Der nördlichste Revierabschnitt der deutschen Ostseeküste umfasst die Flensburger Förde und die Schlei. Wie andernorts auch, wurde sowohl in den Häfen gearbeitet, wie auch an der Wasserstraßen-Infrastruktur. Zur Flensburger Förde: Die Neuheiten auf der dänischen Seite finden Sie hier.
Ganz im Norden Schleswig-Holsteins wurde im Februar am Südufer der Flensburger Förde der Heimathafen in Langballigau umfassend ausgebaggert.
Das Leuchtfeuer Kalkgrund in der Außenförde läuft weiterhin nur im Notbetrieb und „bis auf weiteres unzuverlässig“. Eine aktuelle Bekanntmachung für Seefahrer (BfS) fordert die Schifffahrt auf, den Bereich um die Untiefe Kalkgrund mit besonderer Vorsicht befahren. Wann das Leuchtfeuer wieder normal funktionieren wird, steht noch nicht fest.
An der Schlei war man in Kappeln aktiv: Nördlich der Brücke hat Anchor Yachting seine komplette Steganlage erneuert. Dabei wurden die alten Eichenholzplanken durch GFK-Träger und Gitterplatten ersetzt.
In Lindaunis bietet das Team des Sportboothafens zur kommenden Saison Motorservice und Pflegearbeiten am Schiff. Zusätzlich können Eigner nun durch Mitarbeiter überprüfen lassen, ob ihr Boot richtig festgemacht ist. Als „Guten-Morgen-Gruß“ gibt es ab Mai außerdem täglich zwei Gratisbrötchen pro Crew.

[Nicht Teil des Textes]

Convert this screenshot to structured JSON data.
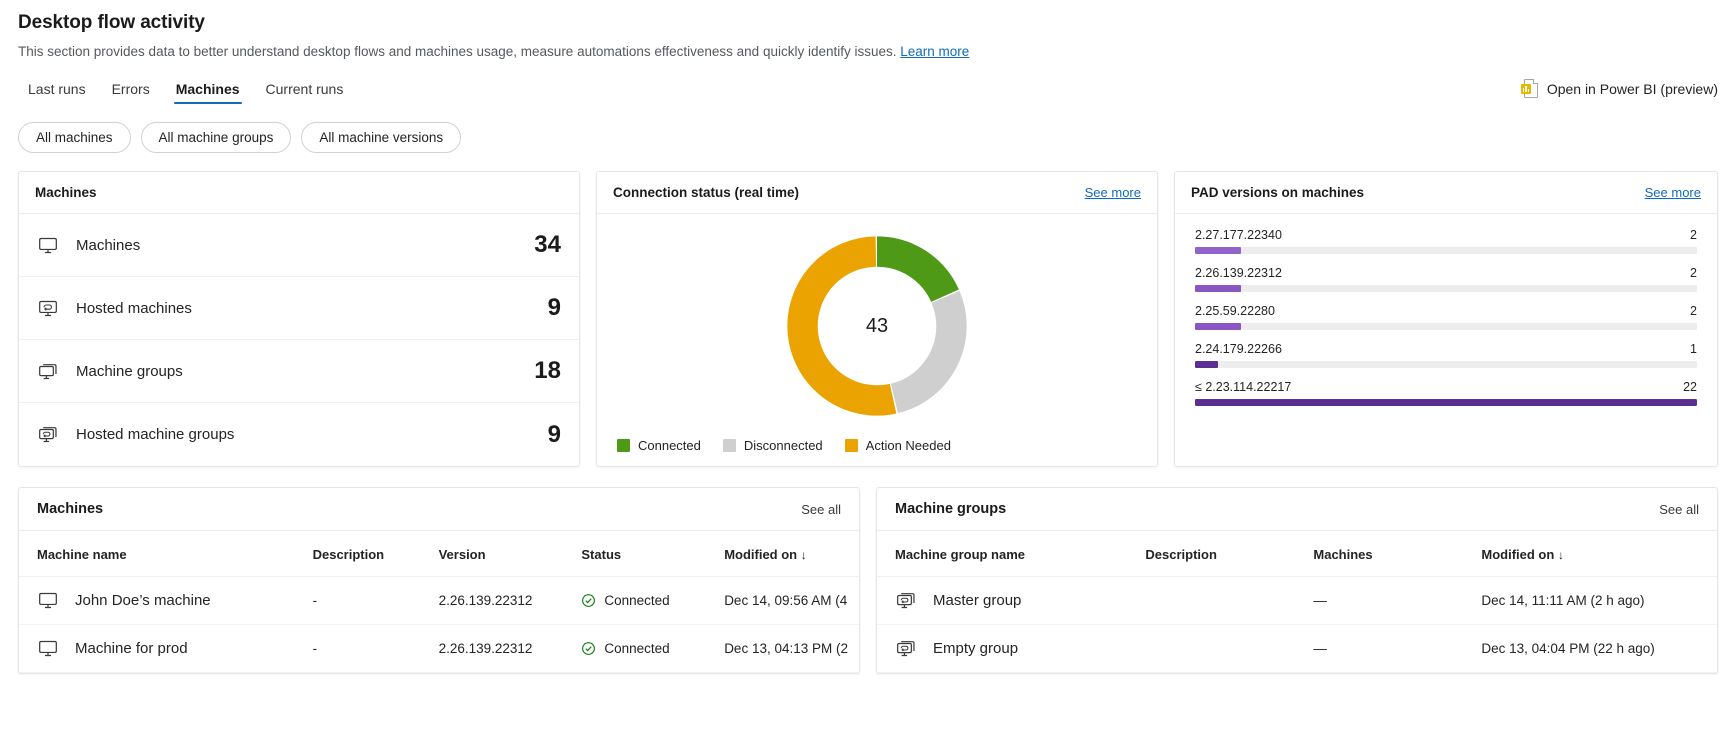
{
  "header": {
    "title": "Desktop flow activity",
    "description": "This section provides data to better understand desktop flows and machines usage, measure automations effectiveness and quickly identify issues.",
    "learn_more": "Learn more",
    "power_bi_label": "Open in Power BI (preview)"
  },
  "tabs": [
    {
      "label": "Last runs",
      "active": false
    },
    {
      "label": "Errors",
      "active": false
    },
    {
      "label": "Machines",
      "active": true
    },
    {
      "label": "Current runs",
      "active": false
    }
  ],
  "filters": [
    {
      "label": "All machines"
    },
    {
      "label": "All machine groups"
    },
    {
      "label": "All machine versions"
    }
  ],
  "machines_card": {
    "title": "Machines",
    "rows": [
      {
        "icon": "monitor-icon",
        "label": "Machines",
        "value": "34"
      },
      {
        "icon": "hosted-monitor-icon",
        "label": "Hosted machines",
        "value": "9"
      },
      {
        "icon": "monitor-group-icon",
        "label": "Machine groups",
        "value": "18"
      },
      {
        "icon": "hosted-monitor-group-icon",
        "label": "Hosted machine groups",
        "value": "9"
      }
    ]
  },
  "connection_card": {
    "title": "Connection status (real time)",
    "see_more": "See more",
    "center_value": "43"
  },
  "pad_card": {
    "title": "PAD versions on machines",
    "see_more": "See more"
  },
  "machines_table": {
    "title": "Machines",
    "see_all": "See all",
    "columns": [
      "Machine name",
      "Description",
      "Version",
      "Status",
      "Modified on"
    ],
    "sort_column": "Modified on",
    "sort_arrow": "↓",
    "rows": [
      {
        "icon": "monitor-icon",
        "name": "John Doe’s machine",
        "description": "-",
        "version": "2.26.139.22312",
        "status": "Connected",
        "modified_on": "Dec 14, 09:56 AM (4"
      },
      {
        "icon": "monitor-icon",
        "name": "Machine for prod",
        "description": "-",
        "version": "2.26.139.22312",
        "status": "Connected",
        "modified_on": "Dec 13, 04:13 PM (2"
      }
    ]
  },
  "machine_groups_table": {
    "title": "Machine groups",
    "see_all": "See all",
    "columns": [
      "Machine group name",
      "Description",
      "Machines",
      "Modified on"
    ],
    "sort_column": "Modified on",
    "sort_arrow": "↓",
    "rows": [
      {
        "icon": "monitor-group-icon",
        "name": "Master group",
        "description": "",
        "machines": "—",
        "modified_on": "Dec 14, 11:11 AM (2 h ago)"
      },
      {
        "icon": "monitor-group-icon",
        "name": "Empty group",
        "description": "",
        "machines": "—",
        "modified_on": "Dec 13, 04:04 PM (22 h ago)"
      }
    ]
  },
  "colors": {
    "connected": "#4e9a16",
    "disconnected": "#cfcfcf",
    "action_needed": "#eaa300",
    "link": "#0f6cbd",
    "bar_light": "#9064c8",
    "bar_mid": "#8a56c2",
    "bar_dark": "#5c2e91",
    "bar_track": "#ededed"
  },
  "chart_data": [
    {
      "type": "pie",
      "title": "Connection status (real time)",
      "subtitle": "",
      "center_label": "43",
      "donut": true,
      "legend_position": "bottom-left",
      "categories": [
        "Connected",
        "Disconnected",
        "Action Needed"
      ],
      "values": [
        8,
        12,
        23
      ],
      "colors": [
        "#4e9a16",
        "#cfcfcf",
        "#eaa300"
      ],
      "total": 43
    },
    {
      "type": "bar",
      "title": "PAD versions on machines",
      "orientation": "horizontal",
      "xlabel": "",
      "ylabel": "",
      "grid": false,
      "legend_position": "none",
      "categories": [
        "2.27.177.22340",
        "2.26.139.22312",
        "2.25.59.22280",
        "2.24.179.22266",
        "≤ 2.23.114.22217"
      ],
      "values": [
        2,
        2,
        2,
        1,
        22
      ],
      "value_labels": [
        "2",
        "2",
        "2",
        "1",
        "22"
      ],
      "max_value": 22,
      "bar_colors": [
        "#9064c8",
        "#8a56c2",
        "#8a56c2",
        "#5c2e91",
        "#5c2e91"
      ],
      "track_color": "#ededed"
    }
  ]
}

Der Betrieb der Lindaunisbrücke gleich westlich des Sportboothafens konnte entgegen der ursprünglichen Befürchtung einige Tage früher als geplant wieder aufgenommen werden. Seit dem 26. März 2026 öffnet sie für die Sportschifffahrt wieder nach einem festen Zeitplan.
Zwischen 10:30 und 17:30 Uhr ist eine Durchfahrt nun stündlich möglich. Dabei ist die Fahrt jedoch auf 10 km/h begrenzt. Schiffe in Richtung Schleswig haben Vorrang. Sog und Wellenschlag sind zwingend zu vermeiden.